Already the situation is catastrophic. In November 2007, UNHCR announced that the total number of people displaced has been a 'staggering' 1 million. Human rights groups complained that all sides were responsible for indiscriminate attacks on civilians, mass arrests and looting. Although Somalia has experienced over a decade of anarchy since the fall of dictator Siad Barre, the current fighting is particularly perilous because of the internationalization of the conflict. The involvement of external actors – both regional governments, like Eritrea and Ethiopia, and the US – has meant that the ramifications of this warfare are spreading beyond Somalia. This has potentially catastrophic implications for civilians in the region, but specifically for minorities – both inside and outside Somalia's borders. The conflict in Somalia has already been linked to a 2007 upsurge of fighting in the Ethiopian Ogaden region, with ethnic Somali civilians bearing the brunt of the violence. Sensitivities over discriminatory treatment of Muslims in Kenya have been exacerbated by allegations that the Kenyan government 'rendered' some Kenyans suspected of involvement in the Islamic Courts Union to Ethiopia, instead of trying them in their home country.

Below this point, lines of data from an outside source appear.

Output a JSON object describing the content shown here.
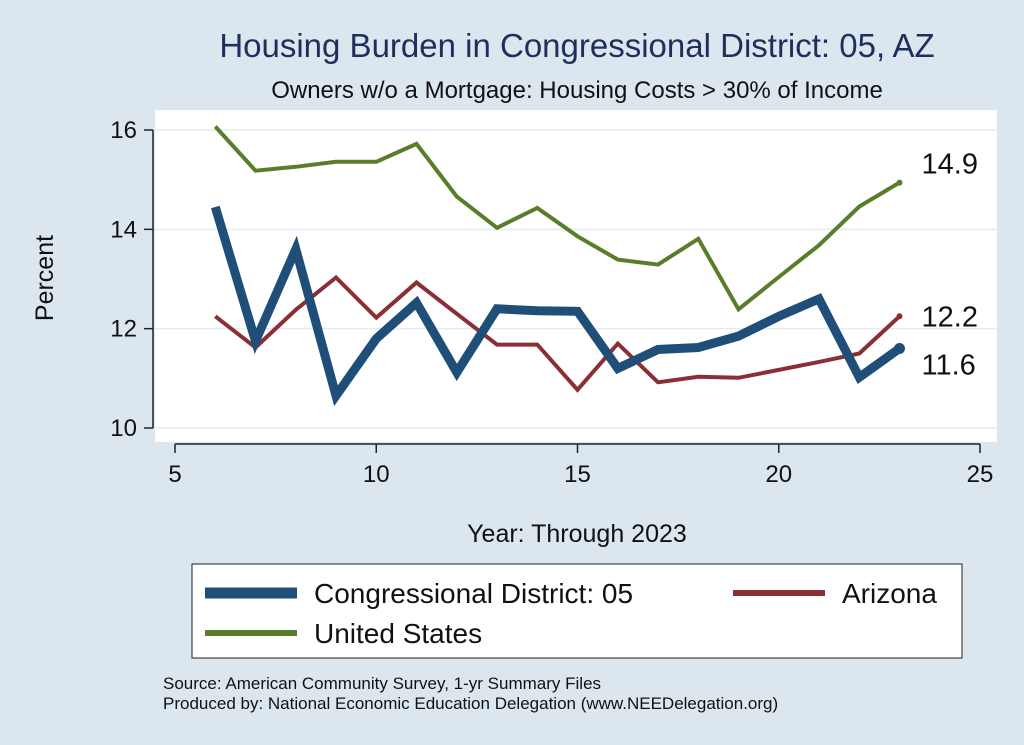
{
  "chart_data": {
    "type": "line",
    "title": "Housing Burden in Congressional District:  05, AZ",
    "subtitle": "Owners w/o a Mortgage: Housing Costs > 30% of Income",
    "xlabel": "Year: Through 2023",
    "ylabel": "Percent",
    "xlim": [
      5,
      25
    ],
    "ylim": [
      10,
      16
    ],
    "xticks": [
      5,
      10,
      15,
      20,
      25
    ],
    "yticks": [
      10,
      12,
      14,
      16
    ],
    "grid": true,
    "legend_position": "bottom",
    "series": [
      {
        "name": "Congressional District:  05",
        "color": "#1f4e79",
        "end_label": "11.6",
        "points": [
          [
            6,
            14.45
          ],
          [
            7,
            11.75
          ],
          [
            8,
            13.6
          ],
          [
            9,
            10.65
          ],
          [
            10,
            11.8
          ],
          [
            11,
            12.52
          ],
          [
            12,
            11.12
          ],
          [
            13,
            12.4
          ],
          [
            14,
            12.36
          ],
          [
            15,
            12.35
          ],
          [
            16,
            11.2
          ],
          [
            17,
            11.58
          ],
          [
            18,
            11.62
          ],
          [
            19,
            11.85
          ],
          [
            20,
            12.25
          ],
          [
            21,
            12.6
          ],
          [
            22,
            11.02
          ],
          [
            23,
            11.6
          ]
        ]
      },
      {
        "name": "Arizona",
        "color": "#8b2e35",
        "end_label": "12.2",
        "points": [
          [
            6,
            12.25
          ],
          [
            7,
            11.62
          ],
          [
            8,
            12.38
          ],
          [
            9,
            13.03
          ],
          [
            10,
            12.22
          ],
          [
            11,
            12.93
          ],
          [
            12,
            12.3
          ],
          [
            13,
            11.68
          ],
          [
            14,
            11.68
          ],
          [
            15,
            10.77
          ],
          [
            16,
            11.7
          ],
          [
            17,
            10.92
          ],
          [
            18,
            11.03
          ],
          [
            19,
            11.01
          ],
          [
            20,
            11.17
          ],
          [
            21,
            11.33
          ],
          [
            22,
            11.5
          ],
          [
            23,
            12.25
          ]
        ]
      },
      {
        "name": "United States",
        "color": "#5a7d2a",
        "end_label": "14.9",
        "points": [
          [
            6,
            16.07
          ],
          [
            7,
            15.18
          ],
          [
            8,
            15.26
          ],
          [
            9,
            15.36
          ],
          [
            10,
            15.36
          ],
          [
            11,
            15.72
          ],
          [
            12,
            14.66
          ],
          [
            13,
            14.03
          ],
          [
            14,
            14.43
          ],
          [
            15,
            13.86
          ],
          [
            16,
            13.39
          ],
          [
            17,
            13.29
          ],
          [
            18,
            13.81
          ],
          [
            19,
            12.39
          ],
          [
            20,
            13.04
          ],
          [
            21,
            13.68
          ],
          [
            22,
            14.46
          ],
          [
            23,
            14.94
          ]
        ]
      }
    ]
  },
  "source_note": "Source: American Community Survey, 1-yr Summary Files",
  "producer_note": "Produced by: National Economic Education Delegation (www.NEEDelegation.org)"
}
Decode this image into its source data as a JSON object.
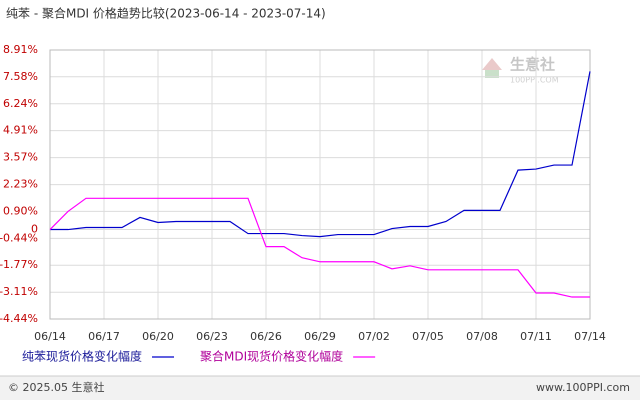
{
  "chart_data": {
    "type": "line",
    "title": "纯苯 - 聚合MDI 价格趋势比较(2023-06-14 - 2023-07-14)",
    "categories": [
      "06/14",
      null,
      null,
      "06/17",
      null,
      null,
      "06/20",
      null,
      null,
      "06/23",
      null,
      null,
      "06/26",
      null,
      null,
      "06/29",
      null,
      null,
      "07/02",
      null,
      null,
      "07/05",
      null,
      null,
      "07/08",
      null,
      null,
      "07/11",
      null,
      null,
      "07/14"
    ],
    "series": [
      {
        "name": "纯苯现货价格变化幅度",
        "color": "#0000cc",
        "values": [
          0,
          0,
          0.1,
          0.1,
          0.1,
          0.6,
          0.35,
          0.4,
          0.4,
          0.4,
          0.4,
          -0.2,
          -0.2,
          -0.2,
          -0.3,
          -0.35,
          -0.25,
          -0.25,
          -0.25,
          0.05,
          0.15,
          0.15,
          0.4,
          0.95,
          0.95,
          0.95,
          2.95,
          3.0,
          3.2,
          3.2,
          7.85
        ]
      },
      {
        "name": "聚合MDI现货价格变化幅度",
        "color": "#ff00ff",
        "values": [
          0,
          0.9,
          1.55,
          1.55,
          1.55,
          1.55,
          1.55,
          1.55,
          1.55,
          1.55,
          1.55,
          1.55,
          -0.85,
          -0.85,
          -1.4,
          -1.6,
          -1.6,
          -1.6,
          -1.6,
          -1.95,
          -1.8,
          -2.0,
          -2.0,
          -2.0,
          -2.0,
          -2.0,
          -2.0,
          -3.15,
          -3.15,
          -3.35,
          -3.35
        ]
      }
    ],
    "ylim": [
      -4.44,
      8.91
    ],
    "yticks": [
      {
        "value": 8.91,
        "label": "8.91%"
      },
      {
        "value": 7.58,
        "label": "7.58%"
      },
      {
        "value": 6.24,
        "label": "6.24%"
      },
      {
        "value": 4.91,
        "label": "4.91%"
      },
      {
        "value": 3.57,
        "label": "3.57%"
      },
      {
        "value": 2.23,
        "label": "2.23%"
      },
      {
        "value": 0.9,
        "label": "0.90%"
      },
      0,
      {
        "value": -0.44,
        "label": "-0.44%"
      },
      {
        "value": -1.77,
        "label": "-1.77%"
      },
      {
        "value": -3.11,
        "label": "-3.11%"
      },
      {
        "value": -4.44,
        "label": "-4.44%"
      }
    ],
    "grid": true
  },
  "watermark": {
    "name": "生意社",
    "url": "100PPI.COM"
  },
  "footer": {
    "copyright": "© 2025.05 生意社",
    "site": "www.100PPI.com"
  }
}
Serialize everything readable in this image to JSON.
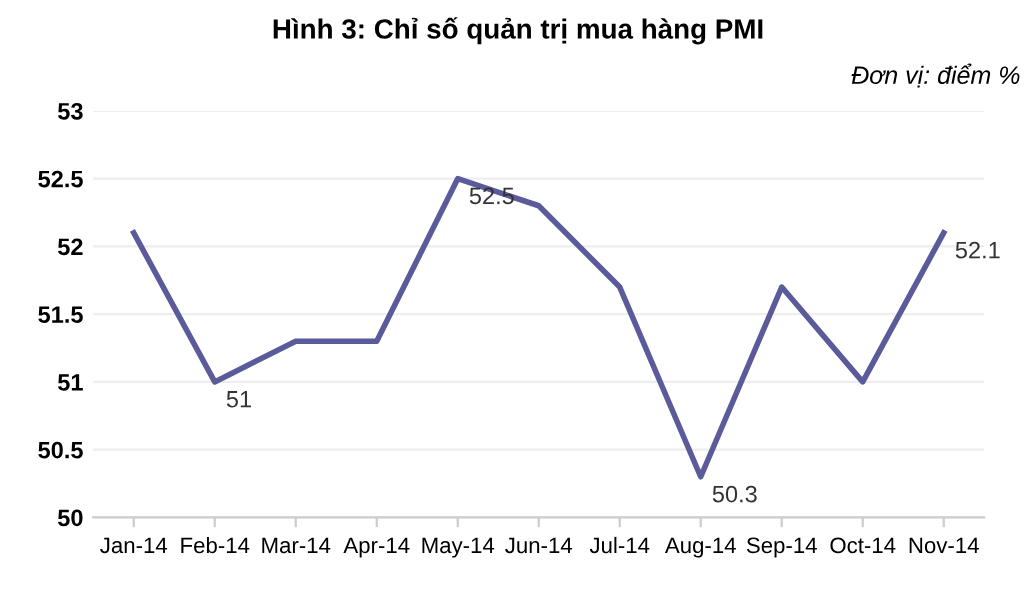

Because of the fighting, it is extremely difficult to obtain up-to-date information about the fate of Somalia's small, vulnerable minorities: at the best of times, information about these groups is difficult to come by. But if past patterns of violence are repeated, Somali minority communities will suffer greatly. According to Amnesty International, the Somali minorities comprise principally the 'African' Bantu/Jarir, who are mostly landless labourers; the Benadiri/Rer Hamar urban traders of Middle Eastern origin; and the smaller, dispersed Gaboye caste-based minorities, who are generally employed as metal workers, leather-workers, hairdressers, herbalists and others. There are other smaller minorities, such as the Ashraf and Shikhal Muslim religious communities, Bajuni fishing people and remote hunter-gatherer groups. What these groups have in common is their vulnerability, as they fall outside Somalia's clan-based structure. They do not benefit from the protections of warlords and militias. But they are also vulnerable to increased risk of rape, attack, abduction and having their property seized by criminals in an increased atmosphere of lawlessness. Equally, when some semblance of calm does return, they have little chance of gaining compensation for their losses, again because they fall outside the clan structure.

An Amnesty International Report in 2005 stated that the majority of over 300,000 internally displaced persons in several parts of Somalia are members of minority groups. It said: 'They subsist in mainly unregulated settlements in abject conditions, with international relief assistance reportedly often diverted and stolen by members of local clans.' The same report also noted that the international agencies involved in relief distribution were poorly informed about the special risks faced by minorities during times of insecurity.